Last October, the Regional District of Bulkley-Nechako (RDBN) sent a letter to the B.C. Oil and Gas Commission raising several concerns over the proposed pipeline project. One of these concerns was the fact that Coastal GasLink had made no specific commitments regarding the use of local employment and the provision of apprenticeship positions for local employees.

In a letter recently sent to the RDBN board responding to some of these concerns, Coastal GasLink said that when it comes to local hiring, the company goes “beyond the industry standard.” However, the company still did not specify how many workers would be hired locally.

Last November, Coastal GasLink filed an amendment application to add an alternate route option southeast of Houston. The proposed amendment involves the relocation of a 42-kilometre section of pipeline to a location approximately four kilometres to the south. Coastal GasLink said the proposed alternate route is a potential solution to the feedback received from Indigenous groups in the area.

“After extensive consultation with local communities and Aboriginal groups, the south of Houston alternate route was identified to help minimize potential adverse effects on traditional and cultural land use on a portion of the current route.”

The Coastal GasLink Pipeline project involves the construction and operation of an approximately 650-km natural gas pipeline from near Dawson Creek to near Kitimat.
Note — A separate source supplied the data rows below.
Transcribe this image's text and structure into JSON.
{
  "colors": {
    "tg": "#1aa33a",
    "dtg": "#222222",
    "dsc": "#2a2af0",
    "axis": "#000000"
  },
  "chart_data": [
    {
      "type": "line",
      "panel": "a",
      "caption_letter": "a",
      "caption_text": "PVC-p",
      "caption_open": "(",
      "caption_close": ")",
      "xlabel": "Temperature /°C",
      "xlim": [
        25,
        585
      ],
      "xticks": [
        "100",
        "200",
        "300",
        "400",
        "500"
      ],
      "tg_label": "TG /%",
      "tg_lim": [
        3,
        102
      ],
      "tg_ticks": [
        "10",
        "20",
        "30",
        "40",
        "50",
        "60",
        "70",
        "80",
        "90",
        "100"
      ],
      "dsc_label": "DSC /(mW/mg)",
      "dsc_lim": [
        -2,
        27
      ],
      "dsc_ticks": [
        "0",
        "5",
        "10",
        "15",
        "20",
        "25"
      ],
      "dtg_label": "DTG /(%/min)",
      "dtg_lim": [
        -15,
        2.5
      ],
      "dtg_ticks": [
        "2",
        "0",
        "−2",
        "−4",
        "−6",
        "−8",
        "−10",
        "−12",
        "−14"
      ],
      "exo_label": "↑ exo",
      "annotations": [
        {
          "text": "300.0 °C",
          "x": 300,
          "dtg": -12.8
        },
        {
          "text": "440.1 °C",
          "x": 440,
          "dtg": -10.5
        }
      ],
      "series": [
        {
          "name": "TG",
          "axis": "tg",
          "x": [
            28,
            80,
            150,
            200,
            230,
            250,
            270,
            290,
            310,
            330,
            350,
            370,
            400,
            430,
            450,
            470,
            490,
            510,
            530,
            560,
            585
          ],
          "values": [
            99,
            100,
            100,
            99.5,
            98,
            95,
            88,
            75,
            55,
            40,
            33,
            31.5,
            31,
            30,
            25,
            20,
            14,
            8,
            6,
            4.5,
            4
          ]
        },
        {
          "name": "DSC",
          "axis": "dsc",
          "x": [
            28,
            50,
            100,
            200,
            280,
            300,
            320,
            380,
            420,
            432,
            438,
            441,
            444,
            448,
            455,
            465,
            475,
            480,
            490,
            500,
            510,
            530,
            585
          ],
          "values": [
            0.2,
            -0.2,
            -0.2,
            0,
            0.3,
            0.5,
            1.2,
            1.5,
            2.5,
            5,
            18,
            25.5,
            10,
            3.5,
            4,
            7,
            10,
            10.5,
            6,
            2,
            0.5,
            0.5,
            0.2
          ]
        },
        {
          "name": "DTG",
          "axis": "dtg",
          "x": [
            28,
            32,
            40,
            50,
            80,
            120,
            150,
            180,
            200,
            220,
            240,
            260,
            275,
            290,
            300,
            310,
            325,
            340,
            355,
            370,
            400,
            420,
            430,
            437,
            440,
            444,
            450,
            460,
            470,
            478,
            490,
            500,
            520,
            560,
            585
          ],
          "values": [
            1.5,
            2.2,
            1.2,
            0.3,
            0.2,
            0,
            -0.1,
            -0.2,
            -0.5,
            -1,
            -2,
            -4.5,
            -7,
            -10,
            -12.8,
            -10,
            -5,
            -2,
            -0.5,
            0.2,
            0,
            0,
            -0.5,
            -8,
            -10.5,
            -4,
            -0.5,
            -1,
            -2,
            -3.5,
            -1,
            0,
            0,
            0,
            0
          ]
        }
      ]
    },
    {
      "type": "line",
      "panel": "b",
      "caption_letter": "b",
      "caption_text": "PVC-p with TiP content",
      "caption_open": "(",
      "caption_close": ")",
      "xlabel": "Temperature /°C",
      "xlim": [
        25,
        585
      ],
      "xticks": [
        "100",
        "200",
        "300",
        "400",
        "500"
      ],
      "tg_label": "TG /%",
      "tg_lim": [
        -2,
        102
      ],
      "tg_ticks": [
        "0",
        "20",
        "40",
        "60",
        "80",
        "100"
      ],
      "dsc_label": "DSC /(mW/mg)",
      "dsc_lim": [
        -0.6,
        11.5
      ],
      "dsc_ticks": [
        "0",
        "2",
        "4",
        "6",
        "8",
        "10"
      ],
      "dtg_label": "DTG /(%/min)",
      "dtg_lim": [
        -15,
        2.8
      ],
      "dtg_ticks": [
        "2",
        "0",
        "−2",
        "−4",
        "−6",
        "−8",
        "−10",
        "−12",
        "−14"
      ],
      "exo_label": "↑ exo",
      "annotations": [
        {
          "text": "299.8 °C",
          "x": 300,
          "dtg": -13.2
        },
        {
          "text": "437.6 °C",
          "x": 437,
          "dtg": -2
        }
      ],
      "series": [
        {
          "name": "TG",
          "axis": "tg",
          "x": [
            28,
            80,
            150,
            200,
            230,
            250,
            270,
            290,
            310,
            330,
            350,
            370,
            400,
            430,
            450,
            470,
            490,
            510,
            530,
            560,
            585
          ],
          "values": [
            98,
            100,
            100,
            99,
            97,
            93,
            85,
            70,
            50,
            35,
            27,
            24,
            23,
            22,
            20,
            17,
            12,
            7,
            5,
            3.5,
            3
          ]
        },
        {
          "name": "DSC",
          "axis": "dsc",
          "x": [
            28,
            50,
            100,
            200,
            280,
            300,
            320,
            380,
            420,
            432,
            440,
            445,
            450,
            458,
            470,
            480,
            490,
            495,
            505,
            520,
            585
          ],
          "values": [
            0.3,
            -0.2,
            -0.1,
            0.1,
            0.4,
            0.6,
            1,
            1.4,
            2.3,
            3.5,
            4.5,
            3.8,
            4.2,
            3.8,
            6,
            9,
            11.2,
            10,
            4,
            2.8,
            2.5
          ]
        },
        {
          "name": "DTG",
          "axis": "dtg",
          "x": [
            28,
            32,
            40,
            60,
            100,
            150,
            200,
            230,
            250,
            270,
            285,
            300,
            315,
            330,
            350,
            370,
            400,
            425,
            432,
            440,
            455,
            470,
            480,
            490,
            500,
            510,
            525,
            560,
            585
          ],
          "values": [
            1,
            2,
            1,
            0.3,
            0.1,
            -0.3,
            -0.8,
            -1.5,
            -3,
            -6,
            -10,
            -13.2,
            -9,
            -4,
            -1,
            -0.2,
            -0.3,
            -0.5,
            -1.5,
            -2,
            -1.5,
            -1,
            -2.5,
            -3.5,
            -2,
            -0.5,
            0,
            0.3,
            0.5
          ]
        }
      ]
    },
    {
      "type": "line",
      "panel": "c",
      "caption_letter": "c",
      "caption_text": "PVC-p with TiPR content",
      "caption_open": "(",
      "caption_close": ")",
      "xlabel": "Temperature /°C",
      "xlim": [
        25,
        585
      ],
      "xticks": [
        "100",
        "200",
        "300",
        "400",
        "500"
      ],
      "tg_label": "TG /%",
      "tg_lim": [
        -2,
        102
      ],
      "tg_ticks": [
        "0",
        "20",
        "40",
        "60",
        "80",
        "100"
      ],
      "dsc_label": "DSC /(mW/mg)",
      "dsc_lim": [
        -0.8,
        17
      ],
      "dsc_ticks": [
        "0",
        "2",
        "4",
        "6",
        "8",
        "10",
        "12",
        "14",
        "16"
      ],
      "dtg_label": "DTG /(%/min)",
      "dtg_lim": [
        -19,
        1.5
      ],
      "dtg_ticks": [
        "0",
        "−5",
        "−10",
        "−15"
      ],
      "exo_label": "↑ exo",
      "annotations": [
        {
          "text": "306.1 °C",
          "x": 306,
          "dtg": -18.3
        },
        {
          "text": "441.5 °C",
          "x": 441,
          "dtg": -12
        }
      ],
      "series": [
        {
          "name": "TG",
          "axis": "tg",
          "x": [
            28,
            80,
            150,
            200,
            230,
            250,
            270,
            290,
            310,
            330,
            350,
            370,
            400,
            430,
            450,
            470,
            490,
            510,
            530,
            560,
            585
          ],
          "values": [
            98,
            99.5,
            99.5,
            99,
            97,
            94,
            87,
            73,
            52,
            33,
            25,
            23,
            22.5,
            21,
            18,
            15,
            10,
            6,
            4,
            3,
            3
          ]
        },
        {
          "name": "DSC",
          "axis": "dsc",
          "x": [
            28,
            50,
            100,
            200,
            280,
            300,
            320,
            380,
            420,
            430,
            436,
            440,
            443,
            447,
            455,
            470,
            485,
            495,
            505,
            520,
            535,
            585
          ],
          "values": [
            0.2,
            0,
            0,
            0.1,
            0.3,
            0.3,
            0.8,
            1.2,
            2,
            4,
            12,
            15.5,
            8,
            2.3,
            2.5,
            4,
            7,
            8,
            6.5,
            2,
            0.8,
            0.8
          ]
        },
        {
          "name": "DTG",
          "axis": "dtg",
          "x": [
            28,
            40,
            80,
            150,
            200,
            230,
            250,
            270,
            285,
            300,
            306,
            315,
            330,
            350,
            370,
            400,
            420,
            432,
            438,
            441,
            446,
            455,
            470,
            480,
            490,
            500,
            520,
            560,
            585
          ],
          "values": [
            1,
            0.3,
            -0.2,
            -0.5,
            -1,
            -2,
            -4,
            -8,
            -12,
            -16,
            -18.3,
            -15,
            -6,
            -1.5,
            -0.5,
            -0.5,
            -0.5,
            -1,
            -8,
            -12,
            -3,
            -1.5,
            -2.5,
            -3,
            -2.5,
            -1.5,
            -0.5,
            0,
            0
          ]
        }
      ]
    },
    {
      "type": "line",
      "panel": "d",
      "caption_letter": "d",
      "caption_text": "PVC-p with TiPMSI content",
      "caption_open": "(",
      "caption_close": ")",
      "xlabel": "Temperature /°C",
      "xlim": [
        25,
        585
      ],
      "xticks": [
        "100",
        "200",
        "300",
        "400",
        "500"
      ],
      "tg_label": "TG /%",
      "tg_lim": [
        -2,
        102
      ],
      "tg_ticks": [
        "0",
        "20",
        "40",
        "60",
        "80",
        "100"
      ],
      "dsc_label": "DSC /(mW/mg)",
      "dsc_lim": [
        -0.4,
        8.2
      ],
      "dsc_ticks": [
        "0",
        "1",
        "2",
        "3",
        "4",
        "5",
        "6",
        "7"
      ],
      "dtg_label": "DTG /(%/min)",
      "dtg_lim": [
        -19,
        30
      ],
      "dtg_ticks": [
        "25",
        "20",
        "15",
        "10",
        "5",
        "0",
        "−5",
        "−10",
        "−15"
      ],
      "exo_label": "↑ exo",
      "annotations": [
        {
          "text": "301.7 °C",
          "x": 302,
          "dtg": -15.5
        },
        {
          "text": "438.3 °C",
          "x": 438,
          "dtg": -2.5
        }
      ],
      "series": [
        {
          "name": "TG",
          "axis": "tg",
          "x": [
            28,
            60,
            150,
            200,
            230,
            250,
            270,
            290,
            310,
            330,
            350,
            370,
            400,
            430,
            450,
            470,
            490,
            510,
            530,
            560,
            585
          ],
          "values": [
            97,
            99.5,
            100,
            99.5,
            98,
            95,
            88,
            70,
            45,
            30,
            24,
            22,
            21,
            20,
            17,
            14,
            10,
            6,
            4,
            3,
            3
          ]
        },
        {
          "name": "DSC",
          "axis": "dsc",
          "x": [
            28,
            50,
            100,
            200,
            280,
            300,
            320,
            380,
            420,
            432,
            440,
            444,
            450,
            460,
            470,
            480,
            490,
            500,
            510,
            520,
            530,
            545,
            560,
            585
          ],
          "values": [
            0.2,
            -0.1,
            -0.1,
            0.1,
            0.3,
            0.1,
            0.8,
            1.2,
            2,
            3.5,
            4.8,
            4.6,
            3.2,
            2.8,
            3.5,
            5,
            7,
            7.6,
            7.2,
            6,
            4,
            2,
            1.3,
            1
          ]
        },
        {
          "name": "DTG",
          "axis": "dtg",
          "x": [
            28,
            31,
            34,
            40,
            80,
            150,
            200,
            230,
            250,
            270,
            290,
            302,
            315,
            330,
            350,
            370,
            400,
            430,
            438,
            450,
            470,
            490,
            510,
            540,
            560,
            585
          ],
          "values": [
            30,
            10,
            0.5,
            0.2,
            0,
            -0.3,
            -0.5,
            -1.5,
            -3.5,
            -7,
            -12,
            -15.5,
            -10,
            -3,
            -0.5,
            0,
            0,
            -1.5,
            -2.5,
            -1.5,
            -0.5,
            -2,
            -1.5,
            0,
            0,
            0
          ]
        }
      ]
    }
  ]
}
The pipeline proponent received its environmental assessment certificate in October 2014 and has all the major permits it needs to start construction.

Due to the challenges of the current global energy market, LNG Canada announced in July 2016 that their joint venture participants needed more time prior to making a final investment decision on their proposed export facility near Kitimat. As a result, construction of the Coastal GasLink pipeline, which would supply gas to their project, has been delayed.

LNG Canada is expected to make a final investment decision this year.